CHARLOTTE, N.C. (WJZY) — A Johnson C. Smith University student is breaking barriers.
Malay Simmons is one of the first transgender women to serve on an Historically Black College royal court. The court’s representatives are the faces of the university and play an active role in recruitment.
Simmons served as Mr. Freshman and Mr. Sophomore before transitioning and serving as Miss Junior in 2020-21.
“So, now you have me today, living my life as a trans-woman,” Simmons said. “I love every step of my journey; I am loving it.”
Simmons said before her transition she was struggling with authenticity and gender identity, even though she found way to smile through it all.
“This was a version of me that was still beautiful, but wasn’t so happy,” Simmons said. “There were a lot of times I was mentally going through things, knowing I don’t feel I’m being 100 percent authentically myself.”
Simmons says her courage to transition comes from her family support system, specifically her mother, aunts and grandmother. Completing it while serving a prominent role was met with some controversy on campus.
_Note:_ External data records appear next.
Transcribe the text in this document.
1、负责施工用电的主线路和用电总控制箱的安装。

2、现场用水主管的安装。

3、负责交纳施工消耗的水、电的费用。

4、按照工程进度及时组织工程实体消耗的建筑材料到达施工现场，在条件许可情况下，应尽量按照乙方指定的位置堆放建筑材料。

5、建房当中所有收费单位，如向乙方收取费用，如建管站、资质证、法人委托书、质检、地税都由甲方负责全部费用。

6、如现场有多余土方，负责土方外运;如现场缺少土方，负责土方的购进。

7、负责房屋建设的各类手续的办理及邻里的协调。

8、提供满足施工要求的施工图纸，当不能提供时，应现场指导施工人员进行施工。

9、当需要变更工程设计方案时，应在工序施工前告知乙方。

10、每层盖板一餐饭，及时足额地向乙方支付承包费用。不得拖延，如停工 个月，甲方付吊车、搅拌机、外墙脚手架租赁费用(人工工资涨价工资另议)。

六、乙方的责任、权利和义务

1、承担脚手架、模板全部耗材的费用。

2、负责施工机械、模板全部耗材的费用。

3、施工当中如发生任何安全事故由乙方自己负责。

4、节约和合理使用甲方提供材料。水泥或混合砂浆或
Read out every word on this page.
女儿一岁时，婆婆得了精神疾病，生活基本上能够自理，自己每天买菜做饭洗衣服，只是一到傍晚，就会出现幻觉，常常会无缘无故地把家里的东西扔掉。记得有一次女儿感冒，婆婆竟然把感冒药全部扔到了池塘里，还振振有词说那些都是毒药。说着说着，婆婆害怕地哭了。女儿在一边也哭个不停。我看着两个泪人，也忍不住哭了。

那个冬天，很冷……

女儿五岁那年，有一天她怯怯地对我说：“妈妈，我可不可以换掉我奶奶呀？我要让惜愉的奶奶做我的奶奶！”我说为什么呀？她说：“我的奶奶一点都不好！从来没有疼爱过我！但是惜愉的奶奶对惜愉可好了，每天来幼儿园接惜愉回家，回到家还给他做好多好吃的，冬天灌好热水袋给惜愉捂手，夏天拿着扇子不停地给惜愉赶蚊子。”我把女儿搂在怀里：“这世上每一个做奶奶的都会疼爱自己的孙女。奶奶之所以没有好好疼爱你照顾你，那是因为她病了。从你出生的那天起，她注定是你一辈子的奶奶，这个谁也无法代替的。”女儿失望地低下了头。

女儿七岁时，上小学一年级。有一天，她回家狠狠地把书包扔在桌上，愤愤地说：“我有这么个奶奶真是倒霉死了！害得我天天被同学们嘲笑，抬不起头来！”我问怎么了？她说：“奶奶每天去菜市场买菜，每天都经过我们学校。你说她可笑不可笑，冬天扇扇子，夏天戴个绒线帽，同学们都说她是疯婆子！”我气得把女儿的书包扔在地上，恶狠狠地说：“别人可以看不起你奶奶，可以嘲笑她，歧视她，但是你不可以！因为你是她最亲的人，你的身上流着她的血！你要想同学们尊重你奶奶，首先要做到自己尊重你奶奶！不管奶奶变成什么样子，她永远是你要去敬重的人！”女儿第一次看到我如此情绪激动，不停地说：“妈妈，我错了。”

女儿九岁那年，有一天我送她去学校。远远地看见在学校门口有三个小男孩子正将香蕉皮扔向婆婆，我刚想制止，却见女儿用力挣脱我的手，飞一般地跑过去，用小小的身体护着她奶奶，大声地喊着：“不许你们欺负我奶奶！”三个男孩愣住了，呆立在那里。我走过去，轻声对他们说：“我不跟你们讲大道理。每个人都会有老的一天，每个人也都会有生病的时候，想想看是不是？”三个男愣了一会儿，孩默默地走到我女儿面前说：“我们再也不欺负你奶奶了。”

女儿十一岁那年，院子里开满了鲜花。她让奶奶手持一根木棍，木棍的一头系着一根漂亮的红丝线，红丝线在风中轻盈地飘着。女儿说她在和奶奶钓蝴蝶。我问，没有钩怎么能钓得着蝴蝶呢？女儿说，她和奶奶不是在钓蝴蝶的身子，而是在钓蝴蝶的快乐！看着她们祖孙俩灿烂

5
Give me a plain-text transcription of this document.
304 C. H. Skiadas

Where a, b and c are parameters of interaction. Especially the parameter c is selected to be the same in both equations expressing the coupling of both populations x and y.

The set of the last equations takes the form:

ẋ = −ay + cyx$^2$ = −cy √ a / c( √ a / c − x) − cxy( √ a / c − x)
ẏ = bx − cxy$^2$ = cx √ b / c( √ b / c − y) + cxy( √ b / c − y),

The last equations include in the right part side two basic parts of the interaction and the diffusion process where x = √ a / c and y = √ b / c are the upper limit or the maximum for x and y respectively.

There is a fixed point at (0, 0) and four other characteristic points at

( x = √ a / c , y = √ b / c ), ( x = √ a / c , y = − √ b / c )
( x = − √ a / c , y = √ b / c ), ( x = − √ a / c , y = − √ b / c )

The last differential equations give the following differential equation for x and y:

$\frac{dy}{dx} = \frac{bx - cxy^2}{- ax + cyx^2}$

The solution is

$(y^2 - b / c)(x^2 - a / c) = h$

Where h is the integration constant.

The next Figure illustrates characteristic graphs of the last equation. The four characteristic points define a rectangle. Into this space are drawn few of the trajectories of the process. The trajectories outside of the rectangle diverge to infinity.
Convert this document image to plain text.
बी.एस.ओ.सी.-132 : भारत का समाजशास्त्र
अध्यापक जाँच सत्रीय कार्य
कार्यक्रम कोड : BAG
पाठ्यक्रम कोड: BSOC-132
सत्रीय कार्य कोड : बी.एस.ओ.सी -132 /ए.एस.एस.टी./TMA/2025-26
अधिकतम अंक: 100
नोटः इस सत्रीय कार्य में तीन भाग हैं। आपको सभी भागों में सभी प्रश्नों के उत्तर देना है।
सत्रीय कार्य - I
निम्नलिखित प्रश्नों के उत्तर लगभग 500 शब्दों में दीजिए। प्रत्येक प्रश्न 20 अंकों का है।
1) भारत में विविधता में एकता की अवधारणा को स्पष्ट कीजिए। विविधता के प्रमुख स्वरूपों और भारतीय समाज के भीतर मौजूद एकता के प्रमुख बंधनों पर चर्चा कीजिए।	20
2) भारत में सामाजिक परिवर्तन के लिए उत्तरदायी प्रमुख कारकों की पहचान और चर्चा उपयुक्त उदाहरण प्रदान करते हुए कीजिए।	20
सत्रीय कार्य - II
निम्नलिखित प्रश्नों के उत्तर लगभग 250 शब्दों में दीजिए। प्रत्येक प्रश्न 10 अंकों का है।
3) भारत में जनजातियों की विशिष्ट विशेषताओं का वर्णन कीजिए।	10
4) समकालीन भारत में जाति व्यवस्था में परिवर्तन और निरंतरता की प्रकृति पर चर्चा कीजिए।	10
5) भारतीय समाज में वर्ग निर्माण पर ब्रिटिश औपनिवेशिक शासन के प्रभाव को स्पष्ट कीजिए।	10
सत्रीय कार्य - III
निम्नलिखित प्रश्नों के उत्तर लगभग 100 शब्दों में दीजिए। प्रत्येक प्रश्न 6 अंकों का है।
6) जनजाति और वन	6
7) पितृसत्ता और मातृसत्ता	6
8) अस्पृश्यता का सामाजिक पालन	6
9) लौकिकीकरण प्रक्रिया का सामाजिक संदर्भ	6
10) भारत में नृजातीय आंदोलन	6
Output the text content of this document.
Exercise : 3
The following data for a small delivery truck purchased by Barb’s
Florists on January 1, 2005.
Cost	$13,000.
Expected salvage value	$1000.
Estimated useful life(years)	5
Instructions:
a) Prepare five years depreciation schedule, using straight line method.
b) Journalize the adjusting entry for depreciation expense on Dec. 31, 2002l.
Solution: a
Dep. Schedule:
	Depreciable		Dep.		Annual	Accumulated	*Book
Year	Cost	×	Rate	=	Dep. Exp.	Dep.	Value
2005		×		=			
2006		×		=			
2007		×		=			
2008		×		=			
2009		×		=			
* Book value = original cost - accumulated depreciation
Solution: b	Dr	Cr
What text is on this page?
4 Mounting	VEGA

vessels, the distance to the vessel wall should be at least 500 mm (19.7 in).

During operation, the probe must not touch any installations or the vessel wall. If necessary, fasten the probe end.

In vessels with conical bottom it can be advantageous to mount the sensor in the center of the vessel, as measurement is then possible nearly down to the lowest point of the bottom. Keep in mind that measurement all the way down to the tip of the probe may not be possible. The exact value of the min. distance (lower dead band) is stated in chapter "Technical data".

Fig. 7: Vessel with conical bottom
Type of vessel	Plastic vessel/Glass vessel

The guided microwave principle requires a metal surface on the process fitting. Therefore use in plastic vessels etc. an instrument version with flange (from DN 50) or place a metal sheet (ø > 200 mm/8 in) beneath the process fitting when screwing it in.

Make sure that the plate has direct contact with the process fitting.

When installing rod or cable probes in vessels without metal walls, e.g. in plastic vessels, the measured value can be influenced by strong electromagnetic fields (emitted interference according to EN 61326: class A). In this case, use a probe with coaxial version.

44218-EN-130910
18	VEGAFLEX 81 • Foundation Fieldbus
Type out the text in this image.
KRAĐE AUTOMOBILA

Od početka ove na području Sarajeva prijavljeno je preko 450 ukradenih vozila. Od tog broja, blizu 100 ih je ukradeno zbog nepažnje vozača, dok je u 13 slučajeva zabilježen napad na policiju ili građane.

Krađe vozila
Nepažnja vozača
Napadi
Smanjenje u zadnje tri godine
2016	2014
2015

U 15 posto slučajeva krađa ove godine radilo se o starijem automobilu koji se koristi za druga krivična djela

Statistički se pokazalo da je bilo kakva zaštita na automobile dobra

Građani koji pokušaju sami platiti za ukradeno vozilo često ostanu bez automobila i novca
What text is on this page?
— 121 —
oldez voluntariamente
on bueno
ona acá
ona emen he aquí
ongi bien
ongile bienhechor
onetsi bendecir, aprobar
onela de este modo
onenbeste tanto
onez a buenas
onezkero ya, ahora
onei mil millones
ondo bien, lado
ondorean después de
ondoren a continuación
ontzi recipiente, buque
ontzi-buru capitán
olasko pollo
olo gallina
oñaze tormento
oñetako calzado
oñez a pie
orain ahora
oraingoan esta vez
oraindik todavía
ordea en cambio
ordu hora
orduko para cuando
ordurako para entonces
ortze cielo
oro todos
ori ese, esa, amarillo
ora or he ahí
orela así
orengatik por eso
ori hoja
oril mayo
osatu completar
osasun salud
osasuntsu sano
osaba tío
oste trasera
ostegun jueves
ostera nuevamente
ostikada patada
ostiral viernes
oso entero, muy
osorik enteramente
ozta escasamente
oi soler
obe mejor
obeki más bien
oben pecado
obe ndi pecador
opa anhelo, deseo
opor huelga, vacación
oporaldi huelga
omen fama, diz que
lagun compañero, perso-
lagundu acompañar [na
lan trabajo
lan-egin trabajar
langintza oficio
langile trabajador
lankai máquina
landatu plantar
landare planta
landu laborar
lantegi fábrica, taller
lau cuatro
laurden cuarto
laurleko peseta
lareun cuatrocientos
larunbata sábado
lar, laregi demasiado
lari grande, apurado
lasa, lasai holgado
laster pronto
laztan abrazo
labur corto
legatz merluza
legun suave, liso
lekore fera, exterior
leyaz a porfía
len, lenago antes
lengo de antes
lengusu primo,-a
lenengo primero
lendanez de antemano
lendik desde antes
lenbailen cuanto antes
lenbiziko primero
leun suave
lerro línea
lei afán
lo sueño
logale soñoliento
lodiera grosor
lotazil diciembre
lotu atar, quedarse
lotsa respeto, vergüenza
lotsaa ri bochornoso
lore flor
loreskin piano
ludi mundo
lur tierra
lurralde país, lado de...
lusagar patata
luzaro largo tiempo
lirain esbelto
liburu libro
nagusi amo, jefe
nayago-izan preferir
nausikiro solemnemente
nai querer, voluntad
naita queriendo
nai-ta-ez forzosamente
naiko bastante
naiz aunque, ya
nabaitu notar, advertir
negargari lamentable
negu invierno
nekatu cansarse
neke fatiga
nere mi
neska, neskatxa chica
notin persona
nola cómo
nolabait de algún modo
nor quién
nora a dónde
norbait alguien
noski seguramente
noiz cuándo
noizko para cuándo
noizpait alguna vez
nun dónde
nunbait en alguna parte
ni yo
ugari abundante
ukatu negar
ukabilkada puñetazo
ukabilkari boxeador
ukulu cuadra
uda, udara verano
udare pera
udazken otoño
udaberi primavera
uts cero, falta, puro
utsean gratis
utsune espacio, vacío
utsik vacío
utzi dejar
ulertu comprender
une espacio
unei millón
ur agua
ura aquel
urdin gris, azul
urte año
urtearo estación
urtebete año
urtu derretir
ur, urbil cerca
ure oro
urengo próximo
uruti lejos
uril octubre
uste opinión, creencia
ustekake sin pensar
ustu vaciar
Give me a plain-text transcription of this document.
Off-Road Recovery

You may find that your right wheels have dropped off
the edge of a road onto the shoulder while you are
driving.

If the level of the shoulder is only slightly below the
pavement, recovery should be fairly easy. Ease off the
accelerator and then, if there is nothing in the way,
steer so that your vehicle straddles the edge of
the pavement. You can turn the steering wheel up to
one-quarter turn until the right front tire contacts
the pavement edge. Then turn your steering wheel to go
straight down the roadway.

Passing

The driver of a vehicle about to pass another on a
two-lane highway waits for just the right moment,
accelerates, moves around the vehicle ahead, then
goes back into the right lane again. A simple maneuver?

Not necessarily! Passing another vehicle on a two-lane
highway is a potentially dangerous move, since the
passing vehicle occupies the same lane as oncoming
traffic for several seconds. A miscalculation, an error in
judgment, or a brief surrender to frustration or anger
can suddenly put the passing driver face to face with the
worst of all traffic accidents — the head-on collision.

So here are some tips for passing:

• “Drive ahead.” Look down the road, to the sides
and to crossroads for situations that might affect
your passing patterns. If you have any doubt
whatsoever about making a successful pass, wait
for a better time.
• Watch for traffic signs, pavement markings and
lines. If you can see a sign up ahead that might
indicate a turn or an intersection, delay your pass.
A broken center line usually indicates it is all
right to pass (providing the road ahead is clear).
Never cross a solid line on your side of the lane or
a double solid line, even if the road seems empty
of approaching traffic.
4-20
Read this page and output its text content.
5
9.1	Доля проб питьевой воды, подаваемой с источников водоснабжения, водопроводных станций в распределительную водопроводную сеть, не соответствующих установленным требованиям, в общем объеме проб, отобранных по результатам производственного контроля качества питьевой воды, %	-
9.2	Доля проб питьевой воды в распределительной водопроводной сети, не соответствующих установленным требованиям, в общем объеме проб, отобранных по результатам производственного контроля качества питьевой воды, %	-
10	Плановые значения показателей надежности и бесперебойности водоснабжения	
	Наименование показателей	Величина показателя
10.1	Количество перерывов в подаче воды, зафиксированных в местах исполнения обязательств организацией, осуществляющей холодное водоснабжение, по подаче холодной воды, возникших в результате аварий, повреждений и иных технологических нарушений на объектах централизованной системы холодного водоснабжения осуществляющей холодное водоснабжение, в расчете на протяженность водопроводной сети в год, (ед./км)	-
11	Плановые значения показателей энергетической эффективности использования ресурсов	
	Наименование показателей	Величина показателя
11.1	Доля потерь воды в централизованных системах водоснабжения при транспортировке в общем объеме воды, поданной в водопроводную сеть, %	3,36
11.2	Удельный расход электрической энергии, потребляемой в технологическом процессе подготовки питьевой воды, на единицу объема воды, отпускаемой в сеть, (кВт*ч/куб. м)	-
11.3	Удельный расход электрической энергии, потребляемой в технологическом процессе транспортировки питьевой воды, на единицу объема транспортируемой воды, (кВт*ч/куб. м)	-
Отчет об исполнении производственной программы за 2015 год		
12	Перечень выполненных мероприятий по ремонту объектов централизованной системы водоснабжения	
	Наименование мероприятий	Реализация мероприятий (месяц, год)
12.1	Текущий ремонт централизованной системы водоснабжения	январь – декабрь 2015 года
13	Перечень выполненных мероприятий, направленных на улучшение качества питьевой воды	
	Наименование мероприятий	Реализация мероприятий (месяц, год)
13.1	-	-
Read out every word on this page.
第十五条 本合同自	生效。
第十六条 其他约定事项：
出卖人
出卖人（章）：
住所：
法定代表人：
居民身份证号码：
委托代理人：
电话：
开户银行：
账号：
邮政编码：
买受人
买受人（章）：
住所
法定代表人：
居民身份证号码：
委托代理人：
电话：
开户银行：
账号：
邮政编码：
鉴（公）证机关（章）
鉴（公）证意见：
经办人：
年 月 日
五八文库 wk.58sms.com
“A lot of people did not like that I was starting to see the spotlight and being the face of different things,” Simmons said. “But on the other hand, I did have a lot of support from my fellow Smithies here at Johnson C. Smith.”
One of the supporters is Anthony Brown, director of Leadership and Engagement at JCSU.
“It’s important to showcase that Johnson C. Smith does not discriminate,” Brown said. “We believe in inclusivity and making sure that our students feel that you’re welcomed at Johnson C. Smith.”
Brown said the university celebrates students of all walks of life.
“We’re really big on creating safe spaces for our campus,” Brown said. “It doesn’t matter where you are, where you are from, who you are, who you belong to we want to create a safe space for you and that’s really what’s more important and even with our new organization Self Pride for the LGBTQIA+ community, supporting them and letting them know hey this space can be for you as much as it is for everyone else.”
Simmons is studying communications and psychology while actively involved on campus. She plans to run again to represent her university on the royal court. She hopes her journey will inspire others to live out loud.
“When you look at me, I want you to see someone who is brave, somebody who has faced adversity, someone who has always strived even in the midst of negligence,” Simmons said. “No matter how many people have told me no, I just say God’s will is a Yes, and I just move in that.”